Doesn't this sound like a bit strange situation? What is the reason for not including any fixed number of peer-reviewed edits required to obtain a privilege, that allows editing without peer-review?


1 Answer 1


There are two sides to this coin: The user has earned this privilege legitimately, or this user has not earned this privilege legitimately.

Both sides of this coin say that this is acceptable.

Let's examine both sides of the coin using your User as an example. Since he is an outlier, we'll call him User Georg.

User Georg Deserves This Privilege

User Georg has spent hours composing two absolutely perfect questions on his SE site of choice. Over the course of five days, he receives the maximum possible rep points for both these questions, and is quickly granted Editing privilege, along with all the other privileges he has earned therein.

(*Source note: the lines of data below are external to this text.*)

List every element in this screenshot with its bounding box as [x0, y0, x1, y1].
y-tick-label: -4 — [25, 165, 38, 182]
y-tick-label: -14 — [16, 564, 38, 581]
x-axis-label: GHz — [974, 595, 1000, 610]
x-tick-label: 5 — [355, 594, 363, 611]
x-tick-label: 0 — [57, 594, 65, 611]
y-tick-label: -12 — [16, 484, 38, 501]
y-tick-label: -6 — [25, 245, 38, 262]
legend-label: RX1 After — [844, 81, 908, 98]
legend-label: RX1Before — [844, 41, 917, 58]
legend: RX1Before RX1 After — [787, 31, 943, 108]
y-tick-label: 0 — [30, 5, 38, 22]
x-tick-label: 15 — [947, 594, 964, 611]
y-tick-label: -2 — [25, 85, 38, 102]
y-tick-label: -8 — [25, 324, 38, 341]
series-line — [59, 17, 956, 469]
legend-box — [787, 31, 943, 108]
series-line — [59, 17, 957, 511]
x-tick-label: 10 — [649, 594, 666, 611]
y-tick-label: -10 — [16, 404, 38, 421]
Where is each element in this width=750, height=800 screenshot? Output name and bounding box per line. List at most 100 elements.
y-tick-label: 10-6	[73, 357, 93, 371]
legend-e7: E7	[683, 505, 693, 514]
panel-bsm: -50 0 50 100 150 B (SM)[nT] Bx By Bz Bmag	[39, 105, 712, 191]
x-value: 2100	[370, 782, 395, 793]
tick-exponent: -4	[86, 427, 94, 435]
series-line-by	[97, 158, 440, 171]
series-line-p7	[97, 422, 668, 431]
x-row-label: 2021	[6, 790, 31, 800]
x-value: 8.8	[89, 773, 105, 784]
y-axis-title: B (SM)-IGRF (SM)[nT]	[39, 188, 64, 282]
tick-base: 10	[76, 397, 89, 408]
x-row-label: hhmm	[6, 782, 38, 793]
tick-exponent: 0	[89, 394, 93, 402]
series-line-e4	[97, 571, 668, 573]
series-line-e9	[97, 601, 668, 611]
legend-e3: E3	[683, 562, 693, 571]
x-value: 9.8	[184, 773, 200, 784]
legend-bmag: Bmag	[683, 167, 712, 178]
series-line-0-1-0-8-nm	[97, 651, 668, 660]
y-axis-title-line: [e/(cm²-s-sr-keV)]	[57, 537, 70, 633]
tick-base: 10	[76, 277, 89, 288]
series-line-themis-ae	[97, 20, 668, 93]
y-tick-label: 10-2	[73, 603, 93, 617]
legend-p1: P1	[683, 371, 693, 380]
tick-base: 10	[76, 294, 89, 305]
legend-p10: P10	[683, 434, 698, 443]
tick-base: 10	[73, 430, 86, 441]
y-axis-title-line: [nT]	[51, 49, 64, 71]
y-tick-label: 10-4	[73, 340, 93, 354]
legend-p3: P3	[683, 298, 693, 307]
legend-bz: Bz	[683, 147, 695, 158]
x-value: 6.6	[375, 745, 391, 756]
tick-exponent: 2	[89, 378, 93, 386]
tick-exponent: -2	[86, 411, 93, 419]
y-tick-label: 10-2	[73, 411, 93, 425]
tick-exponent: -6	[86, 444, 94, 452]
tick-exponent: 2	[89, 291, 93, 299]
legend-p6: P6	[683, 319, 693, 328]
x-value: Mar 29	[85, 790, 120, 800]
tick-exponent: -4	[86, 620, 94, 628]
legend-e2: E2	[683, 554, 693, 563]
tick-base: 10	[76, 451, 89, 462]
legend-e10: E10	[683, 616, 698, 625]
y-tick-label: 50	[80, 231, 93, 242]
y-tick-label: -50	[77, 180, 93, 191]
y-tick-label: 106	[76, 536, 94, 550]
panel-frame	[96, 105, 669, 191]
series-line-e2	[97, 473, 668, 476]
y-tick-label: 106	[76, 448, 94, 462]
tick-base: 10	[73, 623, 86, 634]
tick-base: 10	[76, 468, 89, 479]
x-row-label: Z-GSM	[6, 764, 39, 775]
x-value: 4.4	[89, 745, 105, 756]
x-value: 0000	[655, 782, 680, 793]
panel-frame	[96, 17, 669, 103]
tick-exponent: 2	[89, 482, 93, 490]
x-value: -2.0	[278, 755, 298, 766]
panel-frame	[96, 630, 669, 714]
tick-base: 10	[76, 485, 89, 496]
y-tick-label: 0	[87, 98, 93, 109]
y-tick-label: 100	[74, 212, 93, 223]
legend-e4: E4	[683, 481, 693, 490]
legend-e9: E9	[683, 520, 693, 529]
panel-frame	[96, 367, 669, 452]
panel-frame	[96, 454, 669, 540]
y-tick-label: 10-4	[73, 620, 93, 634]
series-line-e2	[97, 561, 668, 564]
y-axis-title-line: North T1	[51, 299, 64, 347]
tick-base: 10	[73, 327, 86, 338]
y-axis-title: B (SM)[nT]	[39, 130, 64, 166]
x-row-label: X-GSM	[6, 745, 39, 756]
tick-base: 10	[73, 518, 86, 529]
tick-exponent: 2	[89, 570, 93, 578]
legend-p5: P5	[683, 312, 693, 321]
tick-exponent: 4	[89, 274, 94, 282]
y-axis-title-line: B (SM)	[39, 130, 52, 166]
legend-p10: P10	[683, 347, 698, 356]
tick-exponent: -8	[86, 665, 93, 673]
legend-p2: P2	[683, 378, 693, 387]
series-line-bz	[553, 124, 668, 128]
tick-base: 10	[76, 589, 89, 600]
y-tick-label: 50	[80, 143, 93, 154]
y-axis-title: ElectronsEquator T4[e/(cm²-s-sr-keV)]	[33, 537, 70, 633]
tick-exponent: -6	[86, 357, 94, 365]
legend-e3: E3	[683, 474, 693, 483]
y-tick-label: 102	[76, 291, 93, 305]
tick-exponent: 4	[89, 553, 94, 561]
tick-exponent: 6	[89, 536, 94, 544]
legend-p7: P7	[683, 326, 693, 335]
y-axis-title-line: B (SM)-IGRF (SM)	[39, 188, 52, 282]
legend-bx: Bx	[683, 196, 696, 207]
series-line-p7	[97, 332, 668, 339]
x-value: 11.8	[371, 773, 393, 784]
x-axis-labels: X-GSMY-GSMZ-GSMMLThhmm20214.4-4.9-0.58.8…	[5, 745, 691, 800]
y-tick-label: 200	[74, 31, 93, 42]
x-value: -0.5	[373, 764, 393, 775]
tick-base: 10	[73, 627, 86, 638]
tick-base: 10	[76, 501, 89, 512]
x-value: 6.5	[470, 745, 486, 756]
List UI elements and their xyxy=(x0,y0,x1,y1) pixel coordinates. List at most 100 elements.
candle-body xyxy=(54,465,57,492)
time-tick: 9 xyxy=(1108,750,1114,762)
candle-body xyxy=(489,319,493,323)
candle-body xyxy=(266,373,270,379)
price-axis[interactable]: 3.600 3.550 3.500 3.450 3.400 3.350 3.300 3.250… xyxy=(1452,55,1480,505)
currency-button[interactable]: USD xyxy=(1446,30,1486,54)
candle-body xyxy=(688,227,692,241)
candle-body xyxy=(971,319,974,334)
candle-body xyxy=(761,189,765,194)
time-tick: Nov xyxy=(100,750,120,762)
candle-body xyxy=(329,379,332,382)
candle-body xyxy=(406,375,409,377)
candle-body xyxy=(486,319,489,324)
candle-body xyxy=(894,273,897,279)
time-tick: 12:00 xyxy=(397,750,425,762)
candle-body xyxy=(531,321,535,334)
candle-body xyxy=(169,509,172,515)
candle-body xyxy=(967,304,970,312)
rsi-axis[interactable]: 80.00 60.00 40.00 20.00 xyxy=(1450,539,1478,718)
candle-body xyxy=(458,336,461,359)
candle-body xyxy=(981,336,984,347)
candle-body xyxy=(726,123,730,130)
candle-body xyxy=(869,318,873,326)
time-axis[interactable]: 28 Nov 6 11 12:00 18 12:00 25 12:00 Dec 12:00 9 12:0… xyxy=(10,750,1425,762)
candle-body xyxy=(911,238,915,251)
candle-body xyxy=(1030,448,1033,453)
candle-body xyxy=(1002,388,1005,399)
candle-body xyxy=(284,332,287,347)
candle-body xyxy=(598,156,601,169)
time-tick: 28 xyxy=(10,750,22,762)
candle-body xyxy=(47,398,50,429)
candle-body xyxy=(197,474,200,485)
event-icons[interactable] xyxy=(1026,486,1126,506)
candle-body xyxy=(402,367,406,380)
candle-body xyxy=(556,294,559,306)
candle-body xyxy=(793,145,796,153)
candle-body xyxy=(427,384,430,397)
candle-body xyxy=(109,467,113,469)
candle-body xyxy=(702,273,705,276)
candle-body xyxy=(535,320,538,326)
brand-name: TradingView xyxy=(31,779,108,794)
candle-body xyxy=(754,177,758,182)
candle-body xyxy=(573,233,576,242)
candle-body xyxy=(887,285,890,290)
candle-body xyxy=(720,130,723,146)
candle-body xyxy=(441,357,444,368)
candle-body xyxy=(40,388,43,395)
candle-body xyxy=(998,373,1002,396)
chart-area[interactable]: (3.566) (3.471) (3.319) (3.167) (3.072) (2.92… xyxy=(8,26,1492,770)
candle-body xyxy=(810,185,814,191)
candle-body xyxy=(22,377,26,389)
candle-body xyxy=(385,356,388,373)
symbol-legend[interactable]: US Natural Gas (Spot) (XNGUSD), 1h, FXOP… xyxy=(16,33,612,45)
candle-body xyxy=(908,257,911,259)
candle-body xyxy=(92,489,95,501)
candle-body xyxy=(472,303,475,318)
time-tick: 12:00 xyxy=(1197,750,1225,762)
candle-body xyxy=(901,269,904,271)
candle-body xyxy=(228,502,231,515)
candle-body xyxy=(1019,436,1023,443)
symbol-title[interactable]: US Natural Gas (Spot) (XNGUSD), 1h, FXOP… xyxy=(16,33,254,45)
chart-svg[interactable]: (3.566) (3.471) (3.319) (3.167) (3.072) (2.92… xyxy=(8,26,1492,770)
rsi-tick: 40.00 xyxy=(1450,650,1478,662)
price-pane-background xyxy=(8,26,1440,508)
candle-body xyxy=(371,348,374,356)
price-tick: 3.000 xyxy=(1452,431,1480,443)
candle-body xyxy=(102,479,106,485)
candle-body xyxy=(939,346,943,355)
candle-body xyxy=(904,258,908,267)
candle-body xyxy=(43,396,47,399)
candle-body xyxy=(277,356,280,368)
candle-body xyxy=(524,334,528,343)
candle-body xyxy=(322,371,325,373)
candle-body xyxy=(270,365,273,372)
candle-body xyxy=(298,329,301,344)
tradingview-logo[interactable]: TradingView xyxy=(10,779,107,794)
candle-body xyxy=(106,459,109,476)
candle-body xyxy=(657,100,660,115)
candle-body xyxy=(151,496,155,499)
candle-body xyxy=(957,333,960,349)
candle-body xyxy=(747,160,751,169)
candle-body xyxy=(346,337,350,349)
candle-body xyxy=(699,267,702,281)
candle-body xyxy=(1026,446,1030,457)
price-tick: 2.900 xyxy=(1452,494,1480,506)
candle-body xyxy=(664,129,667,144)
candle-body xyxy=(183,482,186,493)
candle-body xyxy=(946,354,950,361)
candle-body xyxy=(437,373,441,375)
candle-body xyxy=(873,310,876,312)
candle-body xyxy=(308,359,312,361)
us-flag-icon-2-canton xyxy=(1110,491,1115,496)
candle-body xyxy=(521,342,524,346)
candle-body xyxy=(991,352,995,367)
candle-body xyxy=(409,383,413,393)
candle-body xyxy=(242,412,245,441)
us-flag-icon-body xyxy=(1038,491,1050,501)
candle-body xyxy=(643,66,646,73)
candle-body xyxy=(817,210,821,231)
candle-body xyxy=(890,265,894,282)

This user knows how to post these fantastic questions because they understand SE - they have read the rules and understand what this site is about. They know what they should and should not post, and therefore also know what other users should and should not post. And because of that, they are qualified to make edits without review, even if they've never made an edit before.

User Georg Does Not Deserve This Privilege

User Georg has abused the popularity of X to quickly write two incredibly popular questions. By some fluke, these questions remain popular for five days and garner User Georg 200 Rep a day.

User Georg has not read the help page, has not taken the tour, and still thinks SE is a message board. He is unprepared to take a critical eye to people's posts, and will make terrible edits.

However, there are two other types of users on the SE site that not only have the same privilege, but can revert his edits when they see them:

  • Users who also have 2000 rep
  • The person who originally posted the question/answer

User Georg is one person, and he may not know what a proper edit is to make on a question/answer, but the other 2000 rep users have taken the common, long-road approach, and have the experience on SE to recognize edits that are needed. The user who owns the post, regardless of their privilege, can also edit it as much as they like and revert any edits, good or bad, that a 2000 rep user makes to their post.

User Georg Is An Outlier

While it is possible for a user who has 2000 rep to make bad choices, it is an accepted risk that is part of the SE system. It is also understood that other users who have 2000 rep work to negate that risk, and that a user has control over their own post so that they can immediately revert any edits that they disagree with.

In short, while User Georg might be a terrible user outside of his two highly-upvoted questions, he is an outlier, and in writing the rules in general for SE, he should not be counted.